What is int (x^3-2x^2+6x-3 ) / (-x^2+ 9 x +2 )?

$\int \frac{{x}^{3} - 2 {x}^{2} + 6 x - 3}{- {x}^{2} + 9 x + 2} \mathrm{dx} =$
$- {x}^{2} / 2 - 7 x - \frac{71}{2} \cdot \ln \left({x}^{2} - 9 x - 2\right)$
$- \frac{661 \sqrt{89}}{178} \cdot \ln \left(\frac{2 x - 9 - \sqrt{89}}{2 x - 9 + \sqrt{89}}\right) + C$

Explanation:

From the given integrand, divide the numerator by the denominator.

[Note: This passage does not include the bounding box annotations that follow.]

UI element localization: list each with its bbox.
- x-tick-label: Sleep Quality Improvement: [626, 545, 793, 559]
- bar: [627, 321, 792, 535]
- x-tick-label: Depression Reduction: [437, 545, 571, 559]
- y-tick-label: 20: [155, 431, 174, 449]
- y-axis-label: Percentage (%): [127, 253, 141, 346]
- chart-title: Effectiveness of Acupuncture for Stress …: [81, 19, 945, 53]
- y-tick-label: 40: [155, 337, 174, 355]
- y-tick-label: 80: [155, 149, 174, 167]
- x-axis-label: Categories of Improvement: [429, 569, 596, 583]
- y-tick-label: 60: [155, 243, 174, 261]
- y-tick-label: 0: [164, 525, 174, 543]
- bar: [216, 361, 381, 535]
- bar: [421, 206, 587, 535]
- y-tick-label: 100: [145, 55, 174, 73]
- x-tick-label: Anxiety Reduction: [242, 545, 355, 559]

So that
(x^3−2x^2+6x−3)/(−x^2+9x+2)=-x-7-(71x+11)/(x^2-9x-2)

We have to simplify the third term, so that

$\frac{71 x + 11}{{x}^{2} - 9 x - 2} = \frac{\left(\frac{71}{2}\right) \left(2 x - 9 + 9 + \frac{2 \cdot 11}{71}\right)}{{x}^{2} - 9 x - 2}$

that is to force into the numerator a term $\left(2 x - 9\right)$ which is the derivative of $\left({x}^{2} - 9 x - 2\right)$, enabling us to use $\int \left(\frac{\mathrm{du}}{u}\right) = \ln u + C$.

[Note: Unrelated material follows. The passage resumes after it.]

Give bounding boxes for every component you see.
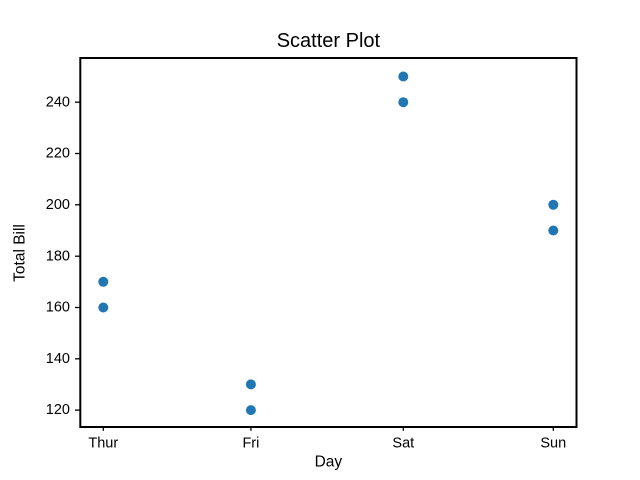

We can also use $\int \frac{\mathrm{du}}{{u}^{2} - {a}^{2}} = \frac{1}{2 a} \cdot \ln \left(\frac{u - a}{u + a}\right) + C$ afterwards

the continuation is

$\frac{71 x + 11}{{x}^{2} - 9 x - 2} = \frac{\left(\frac{71}{2}\right) \left(2 x - 9 + \frac{661}{71}\right)}{{x}^{2} - 9 x - 2}$

$\frac{71 x + 11}{{x}^{2} - 9 x - 2} = \frac{\left(\frac{71}{2}\right) \left(2 x - 9\right) + \left(\frac{71}{2}\right) \left(\frac{661}{71}\right)}{{x}^{2} - 9 x - 2}$

Now, we are ready to integrate

int(x^3−2x^2+6x−3)/(−x^2+9x+2)dx=int(-x-7-(71x+11)/(x^2-9x-2))dx

int(x^3−2x^2+6x−3)/(−x^2+9x+2)dx=

$\int \left(- x - 7 - \frac{\left(\frac{71}{2}\right) \left(2 x - 9\right) + \left(\frac{71}{2}\right) \left(\frac{661}{71}\right)}{{x}^{2} - 9 x - 2}\right) \mathrm{dx}$

$\int \left(- x - 7 - \frac{\left(\frac{71}{2}\right) \left(2 x - 9\right)}{{x}^{2} - 9 x - 2} - \frac{\left(\frac{71}{2}\right) \left(\frac{661}{71}\right)}{{x}^{2} - 9 x - 2}\right) \mathrm{dx}$

also by "completing the square"

$\int \left(- x - 7 - \frac{\left(\frac{71}{2}\right) \left(2 x - 9\right)}{{x}^{2} - 9 x - 2} - \frac{\left(\frac{661}{2}\right)}{{\left(x - \frac{9}{2}\right)}^{2} - {\left(\frac{\sqrt{89}}{2}\right)}^{2}}\right) \mathrm{dx}$

and

$- {x}^{2} / 2 - 7 x$
$- \frac{71}{2} \cdot \ln \left({x}^{2} - 9 x - 2\right) - \frac{661 \sqrt{89}}{178} \cdot \ln \left(\frac{2 x - 9 - \sqrt{89}}{2 x - 9 + \sqrt{89}}\right) + C$

God bless....I hope the explanation is useful.